Ingredients Serving: 5

  1. Idli Arshi / Idli rice / Idli Akki - 1 & 1/2 cup
  2. Uraddal / Ulthuparppu/ Udhinabele - 1 cup
  3. Sea salt / Rock salt - to taste (1/2 tsp)
  4. Avarekai kalu / Lima beans - cooked 1 cup

Instructions

  1. Soak the idli rice and Uraddal in a water about 4 hrs in a separate bowls
  2. After 4 hrs drain all the water and add into wetgrinder first rice add 1 cup of water and grind into a smooth batter
  3. Then transfer into a bowl then add uraddal with 1/2 cup of water grind into smooth batter
  4. Transfer into rice batter bowl mix thoroughly both if need add 1/4 cup of water, add salt stir and cover the lid
  5. In the mean time cook the avarekai (lima beans) place it inthe pressure cooker add 1/2 cup of water with little pinch of salt wait until 2 whistle.

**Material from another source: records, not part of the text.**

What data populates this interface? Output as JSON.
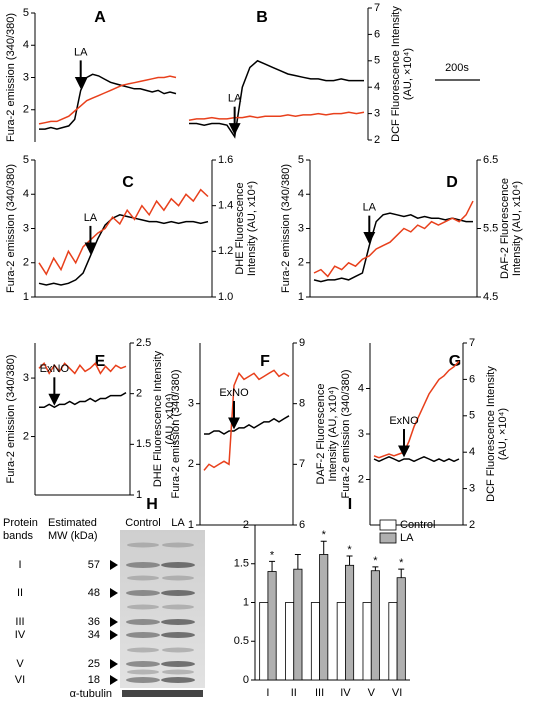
{
  "chart_data": [
    {
      "type": "line",
      "title": "A",
      "ylabel": "Fura-2 emission (340/380)",
      "ylim": [
        1,
        5
      ],
      "yticks": [
        2,
        3,
        4,
        5
      ],
      "y2lim": [
        2,
        7
      ],
      "annotation": "LA",
      "series": [
        {
          "name": "Fura-2",
          "color": "#000000",
          "axis": "y",
          "values": [
            1.4,
            1.4,
            1.45,
            1.4,
            1.45,
            1.5,
            1.7,
            2.6,
            3.0,
            3.1,
            3.05,
            2.95,
            2.85,
            2.8,
            2.75,
            2.7,
            2.65,
            2.65,
            2.6,
            2.55,
            2.6,
            2.5,
            2.55,
            2.5
          ]
        },
        {
          "name": "DCF",
          "color": "#e8401c",
          "axis": "y2",
          "values": [
            2.7,
            2.75,
            2.8,
            2.8,
            2.9,
            3.0,
            3.2,
            3.4,
            3.6,
            3.7,
            3.8,
            3.9,
            4.0,
            4.1,
            4.2,
            4.25,
            4.3,
            4.35,
            4.4,
            4.45,
            4.5,
            4.5,
            4.55,
            4.5
          ]
        }
      ]
    },
    {
      "type": "line",
      "title": "B",
      "y2label": [
        "DCF Fluorescence Intensity",
        "(AU, ×10⁴)"
      ],
      "ylim": [
        1,
        5
      ],
      "y2lim": [
        2,
        7
      ],
      "y2ticks": [
        2,
        3,
        4,
        5,
        6,
        7
      ],
      "annotation": "LA",
      "scale_bar": "200s",
      "series": [
        {
          "name": "Fura-2",
          "color": "#000000",
          "axis": "y",
          "values": [
            1.5,
            1.5,
            1.45,
            1.5,
            1.5,
            1.45,
            1.1,
            2.6,
            3.2,
            3.4,
            3.3,
            3.2,
            3.1,
            3.0,
            2.95,
            2.9,
            2.85,
            2.85,
            2.8,
            2.8,
            2.85,
            2.8,
            2.8,
            2.8
          ]
        },
        {
          "name": "DCF",
          "color": "#e8401c",
          "axis": "y2",
          "values": [
            2.75,
            2.8,
            2.8,
            2.85,
            2.8,
            2.8,
            2.85,
            2.85,
            2.9,
            2.85,
            2.9,
            2.9,
            2.9,
            2.95,
            2.9,
            2.95,
            2.95,
            3.0,
            2.95,
            3.0,
            3.0,
            3.05,
            3.0,
            3.05
          ]
        }
      ]
    },
    {
      "type": "line",
      "title": "C",
      "ylabel": "Fura-2 emission (340/380)",
      "y2label": [
        "DHE Fluorescence",
        "Intensity (AU, x10⁴)"
      ],
      "ylim": [
        1,
        5
      ],
      "yticks": [
        1,
        2,
        3,
        4,
        5
      ],
      "y2lim": [
        1.0,
        1.6
      ],
      "y2ticks": [
        {
          "value": 1,
          "label": "1.0"
        },
        1.2,
        1.4,
        1.6
      ],
      "annotation": "LA",
      "series": [
        {
          "name": "Fura-2",
          "color": "#000000",
          "axis": "y",
          "values": [
            1.4,
            1.35,
            1.4,
            1.35,
            1.4,
            1.5,
            1.7,
            2.2,
            2.7,
            3.1,
            3.3,
            3.4,
            3.35,
            3.3,
            3.25,
            3.2,
            3.2,
            3.15,
            3.2,
            3.15,
            3.2,
            3.2,
            3.15,
            3.2
          ]
        },
        {
          "name": "DHE",
          "color": "#e8401c",
          "axis": "y2",
          "values": [
            1.15,
            1.1,
            1.17,
            1.12,
            1.2,
            1.15,
            1.22,
            1.25,
            1.28,
            1.3,
            1.35,
            1.32,
            1.38,
            1.34,
            1.4,
            1.36,
            1.42,
            1.38,
            1.43,
            1.4,
            1.45,
            1.42,
            1.47,
            1.44
          ]
        }
      ]
    },
    {
      "type": "line",
      "title": "D",
      "ylabel": "Fura-2 emission (340/380)",
      "y2label": [
        "DAF-2 Fluorescence",
        "Intensity (AU, x10⁴)"
      ],
      "ylim": [
        1,
        5
      ],
      "yticks": [
        1,
        2,
        3,
        4,
        5
      ],
      "y2lim": [
        4.5,
        6.5
      ],
      "y2ticks": [
        4.5,
        5.5,
        6.5
      ],
      "annotation": "LA",
      "series": [
        {
          "name": "Fura-2",
          "color": "#000000",
          "axis": "y",
          "values": [
            1.5,
            1.45,
            1.5,
            1.5,
            1.55,
            1.5,
            1.6,
            1.7,
            2.5,
            3.2,
            3.4,
            3.45,
            3.4,
            3.35,
            3.4,
            3.3,
            3.35,
            3.3,
            3.3,
            3.25,
            3.3,
            3.25,
            3.2,
            3.2
          ]
        },
        {
          "name": "DAF-2",
          "color": "#e8401c",
          "axis": "y2",
          "values": [
            4.85,
            4.9,
            4.8,
            4.95,
            4.9,
            5.0,
            4.95,
            5.05,
            5.1,
            5.2,
            5.25,
            5.3,
            5.4,
            5.5,
            5.45,
            5.55,
            5.5,
            5.6,
            5.55,
            5.6,
            5.65,
            5.6,
            5.7,
            5.9
          ]
        }
      ]
    },
    {
      "type": "line",
      "title": "E",
      "ylabel": "Fura-2 emission (340/380)",
      "y2label": [
        "DHE Fluorescence Intensity",
        "(AU, x10⁴)"
      ],
      "ylim": [
        1,
        3.6
      ],
      "yticks": [
        2,
        3
      ],
      "y2lim": [
        1,
        2.5
      ],
      "y2ticks": [
        1,
        1.5,
        2,
        2.5
      ],
      "annotation": "ExNO",
      "series": [
        {
          "name": "Fura-2",
          "color": "#000000",
          "axis": "y",
          "values": [
            2.5,
            2.5,
            2.55,
            2.5,
            2.55,
            2.55,
            2.6,
            2.55,
            2.6,
            2.6,
            2.65,
            2.6,
            2.65,
            2.65,
            2.7,
            2.7,
            2.7,
            2.75
          ]
        },
        {
          "name": "DHE",
          "color": "#e8401c",
          "axis": "y2",
          "values": [
            2.25,
            2.3,
            2.2,
            2.28,
            2.22,
            2.3,
            2.25,
            2.2,
            2.28,
            2.22,
            2.25,
            2.3,
            2.2,
            2.27,
            2.22,
            2.28,
            2.25,
            2.27
          ]
        }
      ]
    },
    {
      "type": "line",
      "title": "F",
      "ylabel": "Fura-2 emission (340/380)",
      "y2label": [
        "DAF-2 Fluorescence",
        "Intensity (AU, x10⁴)"
      ],
      "ylim": [
        1,
        4
      ],
      "yticks": [
        1,
        2,
        3
      ],
      "y2lim": [
        6,
        9
      ],
      "y2ticks": [
        6,
        7,
        8,
        9
      ],
      "annotation": "ExNO",
      "series": [
        {
          "name": "Fura-2",
          "color": "#000000",
          "axis": "y",
          "values": [
            2.5,
            2.5,
            2.55,
            2.55,
            2.5,
            2.55,
            2.55,
            2.6,
            2.6,
            2.65,
            2.6,
            2.65,
            2.7,
            2.7,
            2.75,
            2.7,
            2.75,
            2.8
          ]
        },
        {
          "name": "DAF-2",
          "color": "#e8401c",
          "axis": "y2",
          "values": [
            6.9,
            7.0,
            6.95,
            7.0,
            7.05,
            7.0,
            8.3,
            8.5,
            8.4,
            8.45,
            8.5,
            8.4,
            8.45,
            8.5,
            8.55,
            8.45,
            8.5,
            8.45
          ]
        }
      ]
    },
    {
      "type": "line",
      "title": "G",
      "ylabel": "Fura-2 emission (340/380)",
      "y2label": [
        "DCF Fluorescence Intensity",
        "(AU, ×10⁴)"
      ],
      "ylim": [
        1,
        5
      ],
      "yticks": [
        2,
        3,
        4
      ],
      "y2lim": [
        2,
        7
      ],
      "y2ticks": [
        2,
        3,
        4,
        5,
        6,
        7
      ],
      "annotation": "ExNO",
      "series": [
        {
          "name": "Fura-2",
          "color": "#000000",
          "axis": "y",
          "values": [
            2.45,
            2.4,
            2.45,
            2.5,
            2.45,
            2.4,
            2.45,
            2.45,
            2.4,
            2.45,
            2.5,
            2.45,
            2.4,
            2.45,
            2.4,
            2.45,
            2.4,
            2.45
          ]
        },
        {
          "name": "DCF",
          "color": "#e8401c",
          "axis": "y2",
          "values": [
            3.9,
            3.85,
            3.9,
            3.95,
            3.9,
            3.95,
            4.0,
            4.3,
            4.7,
            5.0,
            5.3,
            5.6,
            5.8,
            6.0,
            6.1,
            6.25,
            6.35,
            6.5
          ]
        }
      ]
    },
    {
      "type": "bar",
      "title": "I",
      "categories": [
        "I",
        "II",
        "III",
        "IV",
        "V",
        "VI"
      ],
      "ylim": [
        0,
        2
      ],
      "yticks": [
        0,
        0.5,
        1,
        1.5,
        2
      ],
      "series": [
        {
          "name": "Control",
          "color": "#ffffff",
          "values": [
            1,
            1,
            1,
            1,
            1,
            1
          ]
        },
        {
          "name": "LA",
          "color": "#b0b0b0",
          "values": [
            1.4,
            1.43,
            1.62,
            1.48,
            1.41,
            1.32
          ],
          "errors": [
            0.13,
            0.19,
            0.17,
            0.12,
            0.05,
            0.11
          ],
          "significance": [
            "*",
            null,
            "*",
            "*",
            "*",
            "*"
          ]
        }
      ]
    }
  ],
  "blot": {
    "title": "H",
    "headers": [
      [
        "Protein",
        "bands"
      ],
      [
        "Estimated",
        "MW (kDa)"
      ]
    ],
    "lanes": [
      "Control",
      "LA"
    ],
    "bands": [
      {
        "label": "I",
        "mw": 57
      },
      {
        "label": "II",
        "mw": 48
      },
      {
        "label": "III",
        "mw": 36
      },
      {
        "label": "IV",
        "mw": 34
      },
      {
        "label": "V",
        "mw": 25
      },
      {
        "label": "VI",
        "mw": 18
      }
    ],
    "loading_control": "α-tubulin"
  }
}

  6. Switch off the flame wait for cool down the cooker then drain all the water and add only avarekai(beans) to the idli batter stir once and close the lid for fermentation about 8 hrs. (do it in the night itself)

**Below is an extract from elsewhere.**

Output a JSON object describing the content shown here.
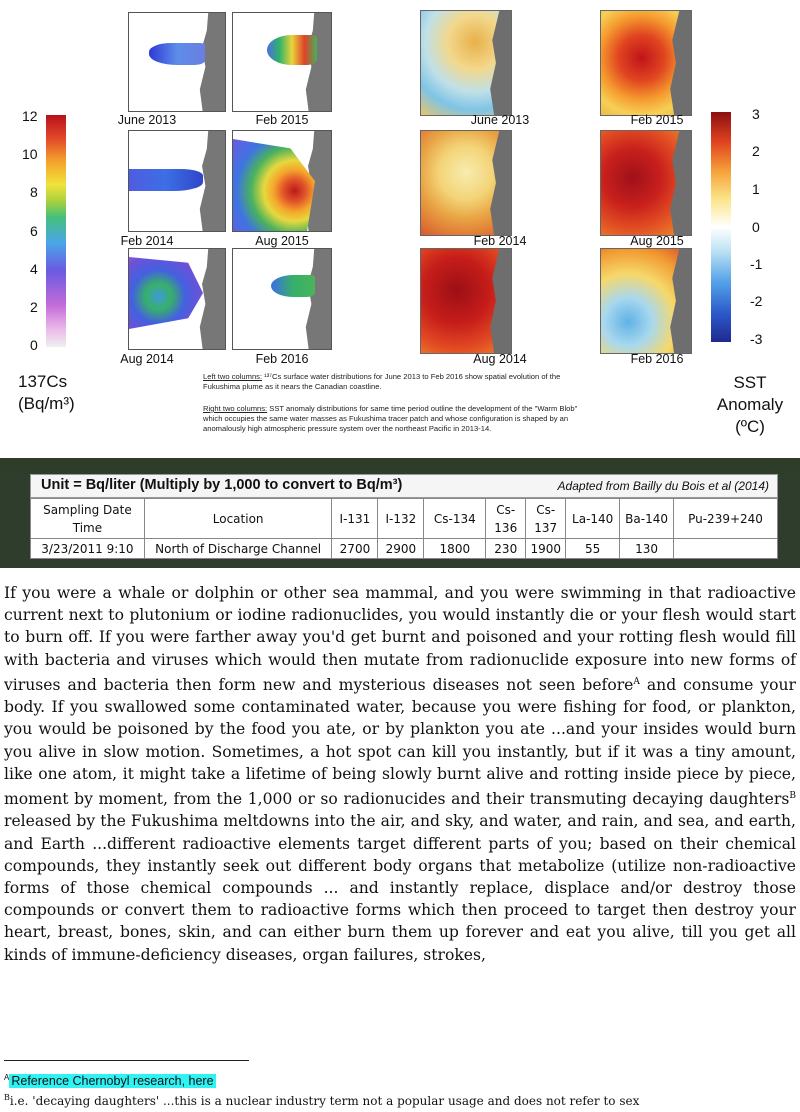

  7. Next day morning add enough water in a pressure cooker and heat on allow to boil water
  8. Take a plate idli stand (Tatte Idli stand) rub with little oil and pour the batter in each plate (tatte) and place it in the pressure cooker and close the lid ( do not put weight) cook for 10 mins.
  9. Check the idlies using wet finger if it not sticky then idli is done or leave for another 5 mins to cook
  10. Remove and wait for little cool. Then take out gently all sides using spoon serve with coconut chutney or pickle.